Coping with another dud season hinges on investment in lots of moral victories, wrapped up in the meta moral victory of NBA Draft salvation. Steer clear of hoping for wins, beware of fake comebacks and pray for the necessary front office willpower to resist a win-now trade at all costs.
The currencies of the next 60 games are as follows: Robinson’s foul rate. Knox’s minutes per game. Knox’s ability to survive defensively on switches in said minutes. Barrett’s free throw shooting. Barrett’s 3-point shooting. Ntilikina surviving the return of Elfrid Payton unscathed. David Fizdale’s employment status. Dennis Smith Jr.’s GPS coordinates. Randle’s pick-and-roll usage. The number of future draft picks in the Knicks asset war chest.

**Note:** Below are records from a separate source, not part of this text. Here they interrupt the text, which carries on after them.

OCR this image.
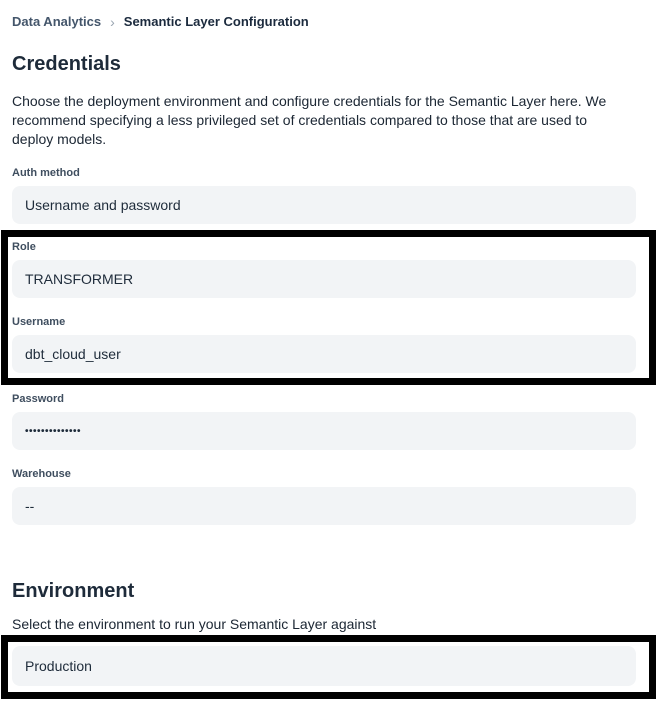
Data Analytics › Semantic Layer Configuration
Credentials

Choose the deployment environment and configure credentials for the Semantic Layer here. We recommend specifying a less privileged set of credentials compared to those that are used to deploy models.

Auth method
Username and password
Role
TRANSFORMER
Username
dbt_cloud_user
Password
••••••••••••••
Warehouse
--
Environment

Select the environment to run your Semantic Layer against

Production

Micro-analysis of game by game individual development insulated by and wrapped up in the macro-perspective of another high lottery pick. This is where we find ourselves, at the start of December, again. In a funny and totally unintentional way, the Knicks are adhering to the tenets of peak Sam Hinkie “Process” rebuilding; get as many bites at as many high draft picks as possible. Maybe we look back at 2019-20, at the Fizdale and Randle experience, as the price of acquiring our version of Joel Embiid.
If you still hold out hope for this season’s team, if you’re still invested in this season’s win total, then I admire your fortitude. I hope I’m wrong and you’re right and a winning streak is just around the corner; but for sanity’s sake, I’m retreating into the psychological safety of the fact that this season’s win total means nothing when weighed against another bite at another potential savior next summer.
Now if you’ll excuse me, I’ll be watching Cole Anthony highlights for the next five months.